La première concerne le régime dit «mères-filles» qui permet de réduire l’imposition des produits de participation reçus par une société française membre ou non d’une intégration fiscale de 5% à 1% de ces produits lorsque ceux-ci sont reçus d’une société «soumise à un impôt équivalent à l’impôt sur les sociétés dans un Etat membre de l’UE ou dans un autre Etat partie à l’EEE…» (ci-après, une société européenne) qui, si cette société était établie en France, remplirait les conditions pour être intégrées fiscalement (ci-après conditions d’intégrabilité).
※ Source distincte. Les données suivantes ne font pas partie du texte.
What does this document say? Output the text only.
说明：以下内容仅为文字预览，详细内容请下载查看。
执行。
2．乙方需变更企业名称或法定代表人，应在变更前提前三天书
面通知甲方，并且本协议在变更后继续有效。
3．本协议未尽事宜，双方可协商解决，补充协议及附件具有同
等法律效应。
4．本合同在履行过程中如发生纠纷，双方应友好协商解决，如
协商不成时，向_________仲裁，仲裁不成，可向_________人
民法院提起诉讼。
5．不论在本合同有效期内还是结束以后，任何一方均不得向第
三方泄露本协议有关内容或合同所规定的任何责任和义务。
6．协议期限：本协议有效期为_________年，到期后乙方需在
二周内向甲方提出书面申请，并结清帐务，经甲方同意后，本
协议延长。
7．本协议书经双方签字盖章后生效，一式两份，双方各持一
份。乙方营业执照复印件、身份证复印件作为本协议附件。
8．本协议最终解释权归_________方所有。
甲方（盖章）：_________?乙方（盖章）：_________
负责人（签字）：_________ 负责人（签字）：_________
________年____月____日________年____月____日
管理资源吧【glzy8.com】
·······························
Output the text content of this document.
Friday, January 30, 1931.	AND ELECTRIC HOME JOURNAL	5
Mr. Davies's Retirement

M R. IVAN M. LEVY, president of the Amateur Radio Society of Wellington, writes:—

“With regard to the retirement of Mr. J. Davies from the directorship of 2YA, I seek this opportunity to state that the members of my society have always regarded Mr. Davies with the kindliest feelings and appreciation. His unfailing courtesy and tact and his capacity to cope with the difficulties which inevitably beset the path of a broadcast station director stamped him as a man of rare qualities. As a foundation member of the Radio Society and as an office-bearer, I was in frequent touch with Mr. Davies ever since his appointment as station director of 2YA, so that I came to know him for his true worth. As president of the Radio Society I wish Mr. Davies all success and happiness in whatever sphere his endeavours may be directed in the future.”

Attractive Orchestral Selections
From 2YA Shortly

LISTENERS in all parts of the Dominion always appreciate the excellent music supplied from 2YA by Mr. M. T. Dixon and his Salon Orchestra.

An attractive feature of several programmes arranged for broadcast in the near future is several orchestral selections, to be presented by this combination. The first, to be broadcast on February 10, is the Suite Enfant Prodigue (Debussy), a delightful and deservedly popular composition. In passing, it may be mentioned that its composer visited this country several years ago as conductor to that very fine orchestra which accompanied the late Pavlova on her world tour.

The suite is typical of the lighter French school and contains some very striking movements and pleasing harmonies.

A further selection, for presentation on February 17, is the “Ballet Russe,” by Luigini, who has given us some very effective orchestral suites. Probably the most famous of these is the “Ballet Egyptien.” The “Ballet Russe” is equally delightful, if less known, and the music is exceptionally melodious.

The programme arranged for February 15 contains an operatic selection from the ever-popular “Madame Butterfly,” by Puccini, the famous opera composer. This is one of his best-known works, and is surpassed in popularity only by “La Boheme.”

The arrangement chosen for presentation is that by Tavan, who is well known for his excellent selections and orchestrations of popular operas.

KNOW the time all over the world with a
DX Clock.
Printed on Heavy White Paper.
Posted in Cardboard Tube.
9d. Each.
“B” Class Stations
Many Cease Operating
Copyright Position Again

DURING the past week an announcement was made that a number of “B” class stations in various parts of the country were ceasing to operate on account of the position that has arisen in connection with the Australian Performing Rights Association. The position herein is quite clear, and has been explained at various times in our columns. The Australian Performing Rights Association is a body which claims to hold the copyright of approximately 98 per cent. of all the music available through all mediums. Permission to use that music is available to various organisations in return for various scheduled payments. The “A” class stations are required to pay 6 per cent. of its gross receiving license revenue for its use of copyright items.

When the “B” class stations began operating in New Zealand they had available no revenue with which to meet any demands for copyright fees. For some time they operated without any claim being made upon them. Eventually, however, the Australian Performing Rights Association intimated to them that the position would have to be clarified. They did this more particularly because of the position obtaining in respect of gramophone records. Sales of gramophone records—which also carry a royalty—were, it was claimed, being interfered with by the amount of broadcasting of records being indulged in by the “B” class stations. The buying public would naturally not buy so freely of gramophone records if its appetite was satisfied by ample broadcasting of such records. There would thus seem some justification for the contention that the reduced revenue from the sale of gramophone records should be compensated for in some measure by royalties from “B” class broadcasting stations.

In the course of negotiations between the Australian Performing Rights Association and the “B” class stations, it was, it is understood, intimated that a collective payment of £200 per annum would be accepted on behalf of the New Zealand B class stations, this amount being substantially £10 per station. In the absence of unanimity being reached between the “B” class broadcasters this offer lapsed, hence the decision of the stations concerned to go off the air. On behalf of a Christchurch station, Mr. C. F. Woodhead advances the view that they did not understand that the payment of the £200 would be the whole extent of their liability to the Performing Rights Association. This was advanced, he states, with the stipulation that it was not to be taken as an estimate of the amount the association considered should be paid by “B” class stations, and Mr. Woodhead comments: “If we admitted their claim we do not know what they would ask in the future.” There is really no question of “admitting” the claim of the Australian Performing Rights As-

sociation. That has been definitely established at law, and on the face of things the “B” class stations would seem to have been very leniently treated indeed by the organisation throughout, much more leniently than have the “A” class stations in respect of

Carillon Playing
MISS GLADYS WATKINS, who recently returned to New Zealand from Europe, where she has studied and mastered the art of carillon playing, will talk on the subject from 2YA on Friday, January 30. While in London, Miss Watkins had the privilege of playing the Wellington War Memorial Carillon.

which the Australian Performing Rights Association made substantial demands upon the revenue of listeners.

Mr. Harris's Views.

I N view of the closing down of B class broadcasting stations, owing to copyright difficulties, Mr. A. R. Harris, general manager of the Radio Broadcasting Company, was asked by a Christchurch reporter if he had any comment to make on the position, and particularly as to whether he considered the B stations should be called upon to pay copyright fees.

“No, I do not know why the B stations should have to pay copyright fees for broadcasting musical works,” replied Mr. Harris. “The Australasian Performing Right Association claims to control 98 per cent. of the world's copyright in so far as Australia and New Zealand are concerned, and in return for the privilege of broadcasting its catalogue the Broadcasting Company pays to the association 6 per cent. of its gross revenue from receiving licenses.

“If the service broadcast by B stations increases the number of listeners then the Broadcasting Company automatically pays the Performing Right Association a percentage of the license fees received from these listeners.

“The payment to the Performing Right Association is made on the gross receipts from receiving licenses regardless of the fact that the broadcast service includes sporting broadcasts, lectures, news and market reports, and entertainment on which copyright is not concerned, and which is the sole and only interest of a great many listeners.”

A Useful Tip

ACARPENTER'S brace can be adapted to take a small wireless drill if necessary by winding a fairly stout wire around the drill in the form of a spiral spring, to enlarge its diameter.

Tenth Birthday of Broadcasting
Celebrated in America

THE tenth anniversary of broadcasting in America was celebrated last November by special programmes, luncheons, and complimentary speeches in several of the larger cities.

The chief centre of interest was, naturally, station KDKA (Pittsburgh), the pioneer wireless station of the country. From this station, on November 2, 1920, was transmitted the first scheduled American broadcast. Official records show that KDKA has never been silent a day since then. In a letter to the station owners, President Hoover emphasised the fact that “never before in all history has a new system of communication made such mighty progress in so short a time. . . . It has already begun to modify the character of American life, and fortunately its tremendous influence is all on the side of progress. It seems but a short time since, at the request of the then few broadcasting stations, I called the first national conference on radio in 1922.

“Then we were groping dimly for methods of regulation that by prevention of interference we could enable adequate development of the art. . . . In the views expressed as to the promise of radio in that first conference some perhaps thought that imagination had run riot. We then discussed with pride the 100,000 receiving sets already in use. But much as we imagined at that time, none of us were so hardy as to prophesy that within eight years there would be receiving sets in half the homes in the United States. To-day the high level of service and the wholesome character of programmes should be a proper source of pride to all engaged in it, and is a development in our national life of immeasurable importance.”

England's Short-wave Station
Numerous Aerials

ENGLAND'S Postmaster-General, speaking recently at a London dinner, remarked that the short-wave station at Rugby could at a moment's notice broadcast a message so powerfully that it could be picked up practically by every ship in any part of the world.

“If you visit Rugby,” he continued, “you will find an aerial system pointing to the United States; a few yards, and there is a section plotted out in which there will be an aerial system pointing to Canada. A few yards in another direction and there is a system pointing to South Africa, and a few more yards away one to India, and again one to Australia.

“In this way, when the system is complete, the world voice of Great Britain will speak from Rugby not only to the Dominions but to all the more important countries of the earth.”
Dès lors que les conditions d’intégrabilité s’apprécient sur toute la durée de l’exercice de la société mère, les produits reçus d’une filiale britannique sur l’exercice sur lequel surviendrait un hard Brexit ne pourraient bénéficier de l’imposition sur une base réduite à 1%, même s’ils sont reçus avant le 30 mars 2019. L’administration fiscale a cependant admis que les produits perçus par la société française jusqu’à la clôture de l’exercice en cours lors du retrait du Royaume-Uni soient réputés provenir d’une société européenne.

Mais qu’en est-il des produits qui seront reçus après la clôture de cet exercice ? Refuser le bénéfice d’une base réduite à 1% ne serait-il pas une discrimination contraire au droit de l’UE à l’encontre des sociétés françaises à raison de leurs résultats de source britannique générés sur des exercices antérieurs au retrait?

La seconde difficulté concerne le régime des dépenses de recherche confiée à des organismes de recherche privés agréés. La loi prévoit que ces dépenses peuvent être prises en compte dans l’assiette du CIR. Elle ajoute que lorsque l’organisme est «établi dans un Etat membre de l’UE ou de l’EEE» (ci-après condition d’établissement), l’agrément peut être délivré par le ministre français chargé de la recherche lorsqu’il existe un dispositif similaire dans le pays d’implantation de l’organisme».

Dès lors que la condition d’établissement ne serait pas remplie sur toute la durée de l’exercice sur lequel surviendrait un Brexit sans accord, une lecture rigoureuse de la loi conduirait à exclure ces dépenses de l’assiette du CIR. On peut se demander si le refus de prendre en compte des dépenses engagées dans le cadre d’un agrément accordé avant la date du Brexit pour la partie de ces dépenses engagées antérieurement à cette date ne serait pas une entorse au principe d’espérance légitime ou, là encore, une discrimination à l’encontre des sociétés françaises ayant sous-traité à des sociétés britanniques.

On lira avec intérêt la position que prendra l’administration fiscale française sur ces deux situations.